Enforcement: Clark County Sheriff Kevin McMahill said during a TV news interview that his department has failed and should receive an F for the deaths and crashes on Las Vegas area roads. He is correct. LVMPD and Clark County have failed. Metro has talked about a crackdown on road violators. No more blitzes. Crackdowns and blitzes have to become everyday routine enforcement with double the number of road police. The red light running. The no stopping at red lights when making right turns. The sheer daily recklessness of driver behavior. It all has to end and it’s up to Metro and other police agencies to enforce our road laws.

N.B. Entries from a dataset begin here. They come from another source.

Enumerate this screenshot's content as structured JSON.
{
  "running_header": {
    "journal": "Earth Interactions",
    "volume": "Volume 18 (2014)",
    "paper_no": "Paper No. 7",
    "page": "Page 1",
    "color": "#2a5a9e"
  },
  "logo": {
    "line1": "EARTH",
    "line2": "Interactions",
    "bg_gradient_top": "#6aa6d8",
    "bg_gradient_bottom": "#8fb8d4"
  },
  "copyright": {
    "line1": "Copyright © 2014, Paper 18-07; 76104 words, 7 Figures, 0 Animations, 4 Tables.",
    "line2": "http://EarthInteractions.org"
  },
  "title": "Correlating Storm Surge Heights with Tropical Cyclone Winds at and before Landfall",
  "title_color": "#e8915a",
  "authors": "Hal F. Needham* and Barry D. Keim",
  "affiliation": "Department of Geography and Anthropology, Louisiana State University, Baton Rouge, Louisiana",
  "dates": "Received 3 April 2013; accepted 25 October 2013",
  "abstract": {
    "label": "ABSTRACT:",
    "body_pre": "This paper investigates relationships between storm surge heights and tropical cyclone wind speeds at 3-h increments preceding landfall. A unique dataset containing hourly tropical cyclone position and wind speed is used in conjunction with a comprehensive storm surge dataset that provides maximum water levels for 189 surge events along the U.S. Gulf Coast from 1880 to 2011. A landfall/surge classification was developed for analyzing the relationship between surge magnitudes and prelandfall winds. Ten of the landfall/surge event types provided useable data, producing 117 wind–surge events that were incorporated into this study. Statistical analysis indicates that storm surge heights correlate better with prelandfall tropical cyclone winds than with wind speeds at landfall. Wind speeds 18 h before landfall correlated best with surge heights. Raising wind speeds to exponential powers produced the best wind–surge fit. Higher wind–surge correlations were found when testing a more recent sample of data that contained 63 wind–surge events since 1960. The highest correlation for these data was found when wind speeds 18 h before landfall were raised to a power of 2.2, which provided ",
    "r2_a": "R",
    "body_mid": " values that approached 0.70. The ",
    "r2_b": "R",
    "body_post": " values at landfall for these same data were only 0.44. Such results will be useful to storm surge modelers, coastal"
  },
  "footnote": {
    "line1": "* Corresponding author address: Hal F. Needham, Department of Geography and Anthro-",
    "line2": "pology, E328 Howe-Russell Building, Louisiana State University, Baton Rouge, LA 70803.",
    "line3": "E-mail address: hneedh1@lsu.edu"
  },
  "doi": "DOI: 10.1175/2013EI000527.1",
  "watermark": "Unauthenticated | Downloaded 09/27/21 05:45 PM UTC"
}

Of the four students killed on the way to or leaving school, one was a girl who was biking when she had to bike around one of the hundreds of cars parked by people in bike lanes. This girl biked around a parked car in a bike lane and was struck by a school bus operator. Go out and ticket every single person who has parked in a bike lane at a school. The sidewalks in the county and the city have major problems — if there are sidewalks in the first place. Like these I encountered:

Punishment: Steve Wolfson, the Clark County district attorney, has been howling about this for years. Prison terms and penalties have to be beefed up. At a recent state traffic summit event, Wolfson was on stage with three state lawmakers who have not done anything to pass legislation beefing up prison terms and penalties for drivers who kill people. Wolfson said he had to tell the mother of a student killed by an impaired driver that realistically the driver who killed her son will likely get six years in prison at the most. Wolfson recalled how upset the mother was to that fact.
Metro Las Vegas needs a leader and a team that wants to end this road violence with the same passion, fire and forceful will exhibited here in Las Vegas that people show for building stadiums and attracting sports events.
The bad news is that all these crashes and deaths will continue here in Clark County if you don’t take action now. Vegas is all about suspending reality and having a good time. Well folks, there’s no magic or hocus pocus that will make these road tragedies disappear in Las Vegas. You have a choice: Change your ways about education, enforcement and engineering or the deaths and crashes will continue on your roads.